Last week, the Centers for Disease Control and Prevention announced that it was investigating a mysterious multi-state E. coli outbreak that afflicted more than 70 people. The outbreak has since been associated with more than 100 cases, but the CDC said that the information collected so far seems to point to a source: steak.
According to the agency, preliminary information on ongoing studies suggests "meat is the culprit. The CDC said Friday that people who became ill in the outbreak reported eating meat, both at home and at restaurants, even though a single brand or distributor has not yet been
The CDC said that the number of sick people had risen to 109 people across six states, which besides Georgia, Kentucky, Ohio, Tennessee and Virginia now also include Indiana. deaths associated with the outbreak voltage E. coli O103, but the agency reported that 17 people have been hospitalized
People who became ill reported being ill between March 2 and March 26. Studies continue, and more than 80 percent of the 75 individuals interviewed reported having ingested peas before illness.

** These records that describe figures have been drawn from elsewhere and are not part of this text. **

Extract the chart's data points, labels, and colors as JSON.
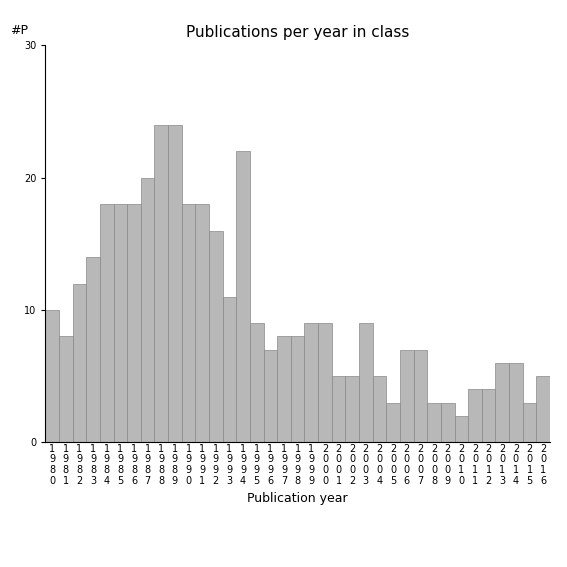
{
  "title": "Publications per year in class",
  "xlabel": "Publication year",
  "ylabel": "#P",
  "years": [
    1980,
    1981,
    1982,
    1983,
    1984,
    1985,
    1986,
    1987,
    1988,
    1989,
    1990,
    1991,
    1992,
    1993,
    1994,
    1995,
    1996,
    1997,
    1998,
    1999,
    2000,
    2001,
    2002,
    2003,
    2004,
    2005,
    2006,
    2007,
    2008,
    2009,
    2010,
    2011,
    2012,
    2013,
    2014,
    2015,
    2016
  ],
  "values": [
    10,
    8,
    12,
    14,
    18,
    18,
    18,
    20,
    24,
    24,
    18,
    18,
    16,
    11,
    22,
    9,
    7,
    8,
    8,
    9,
    9,
    5,
    5,
    9,
    5,
    3,
    7,
    7,
    3,
    3,
    2,
    4,
    4,
    6,
    6,
    3,
    5
  ],
  "bar_color": "#b8b8b8",
  "bar_edge_color": "#888888",
  "ylim": [
    0,
    30
  ],
  "yticks": [
    0,
    10,
    20,
    30
  ],
  "figsize": [
    5.67,
    5.67
  ],
  "dpi": 100,
  "title_fontsize": 11,
  "axis_label_fontsize": 9,
  "tick_fontsize": 7
}
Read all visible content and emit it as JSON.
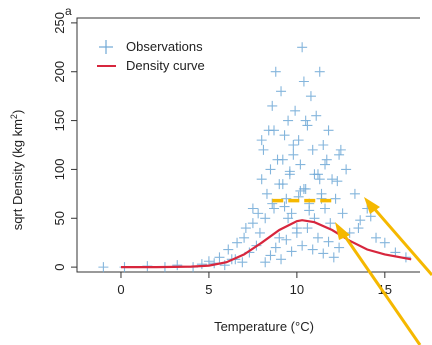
{
  "chart_data": {
    "type": "scatter",
    "panel_label": "a",
    "xlabel": "Temperature (°C)",
    "ylabel_main": "sqrt Density (kg km",
    "ylabel_sup": "2",
    "ylabel_close": ")",
    "xlim": [
      -2.5,
      17
    ],
    "ylim": [
      -5,
      255
    ],
    "xticks": [
      0,
      5,
      10,
      15
    ],
    "yticks": [
      0,
      50,
      100,
      150,
      200,
      250
    ],
    "legend": [
      {
        "label": "Observations",
        "marker": "plus",
        "color": "#6fa8d6"
      },
      {
        "label": "Density curve",
        "marker": "line",
        "color": "#d7263d"
      }
    ],
    "colors": {
      "observations": "#6fa8d6",
      "curve": "#d7263d",
      "annotation": "#f5b800"
    },
    "series": [
      {
        "name": "Density curve",
        "kind": "curve",
        "x": [
          0,
          2,
          4,
          5,
          6,
          7,
          8,
          9,
          10,
          10.3,
          11,
          12,
          13,
          14,
          15,
          16.5
        ],
        "y": [
          0,
          0,
          0.5,
          1.5,
          5,
          13,
          25,
          38,
          47,
          48,
          46,
          38,
          27,
          18,
          13,
          8
        ]
      },
      {
        "name": "Observations",
        "kind": "points",
        "x": [
          -1,
          0.2,
          1.5,
          2.5,
          3.2,
          4.1,
          4.6,
          5.0,
          5.3,
          5.6,
          5.9,
          6.1,
          6.3,
          6.6,
          6.9,
          7.1,
          7.3,
          7.5,
          7.7,
          7.9,
          8.0,
          8.1,
          8.2,
          8.3,
          8.4,
          8.5,
          8.6,
          8.7,
          8.8,
          8.9,
          9.0,
          9.1,
          9.2,
          9.3,
          9.4,
          9.5,
          9.6,
          9.7,
          9.8,
          9.9,
          10.0,
          10.1,
          10.2,
          10.3,
          10.4,
          10.5,
          10.6,
          10.7,
          10.8,
          10.9,
          11.0,
          11.1,
          11.2,
          11.3,
          11.4,
          11.5,
          11.6,
          11.7,
          11.8,
          11.9,
          12.0,
          12.2,
          12.4,
          12.6,
          12.8,
          13.0,
          13.3,
          13.6,
          14.0,
          14.5,
          15.0,
          15.6,
          16.2,
          8.2,
          8.5,
          8.8,
          9.1,
          9.4,
          9.7,
          10.0,
          10.3,
          10.6,
          10.9,
          11.2,
          11.5,
          11.8,
          12.1,
          12.4,
          8.6,
          9.0,
          9.5,
          10.1,
          10.7,
          11.3,
          9.2,
          9.8,
          10.4,
          11.0,
          7.5,
          8.0,
          9.3,
          10.2,
          11.6,
          12.3,
          7.8,
          8.7,
          9.6,
          10.5,
          11.4,
          12.5,
          6.5,
          7.0,
          13.5,
          14.2
        ],
        "y": [
          0,
          0,
          1,
          0,
          2,
          0,
          3,
          6,
          4,
          10,
          2,
          18,
          8,
          25,
          5,
          40,
          15,
          60,
          22,
          35,
          90,
          120,
          50,
          75,
          140,
          100,
          165,
          60,
          200,
          110,
          30,
          180,
          85,
          135,
          70,
          150,
          95,
          55,
          115,
          160,
          40,
          130,
          105,
          225,
          190,
          80,
          145,
          65,
          175,
          120,
          50,
          155,
          95,
          200,
          75,
          125,
          60,
          110,
          140,
          45,
          90,
          70,
          115,
          55,
          100,
          35,
          75,
          48,
          60,
          30,
          25,
          15,
          10,
          5,
          12,
          20,
          8,
          28,
          16,
          35,
          22,
          40,
          18,
          30,
          14,
          26,
          10,
          20,
          65,
          85,
          50,
          72,
          58,
          90,
          110,
          125,
          80,
          95,
          45,
          130,
          62,
          78,
          105,
          88,
          55,
          140,
          98,
          150,
          70,
          120,
          8,
          30,
          40,
          52
        ]
      }
    ],
    "annotation_dash": {
      "x": [
        8.6,
        12.0
      ],
      "y": 68
    }
  }
}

As last week, Kentucky remains the state where the outbreak has been m est concentrated Fifty-four people have become ill in Kentucky alone, according to the CDC, up from the 46 reported by state officials last week.
Referring to the Kentucky Department of Public Health, Mercer County Health Department posted on Facebook on March 28 that state cases were "found in children and teens with high exposure to fast food", but added that the outbreak was "not limited" to young people. " In fact, the CDC said Friday that cases were reported in people aged 1 to 83.
While the agency said it is not yet advisable for consumers to avoid dairy meat, it noted that people handling raw meat should take normal precautions. These include keeping raw meat away from other foods while preparing it as well as thorough hand washing both before and after touching raw meat of any kind. In addition, consumers should avoid eating meat that is undercooked or raw.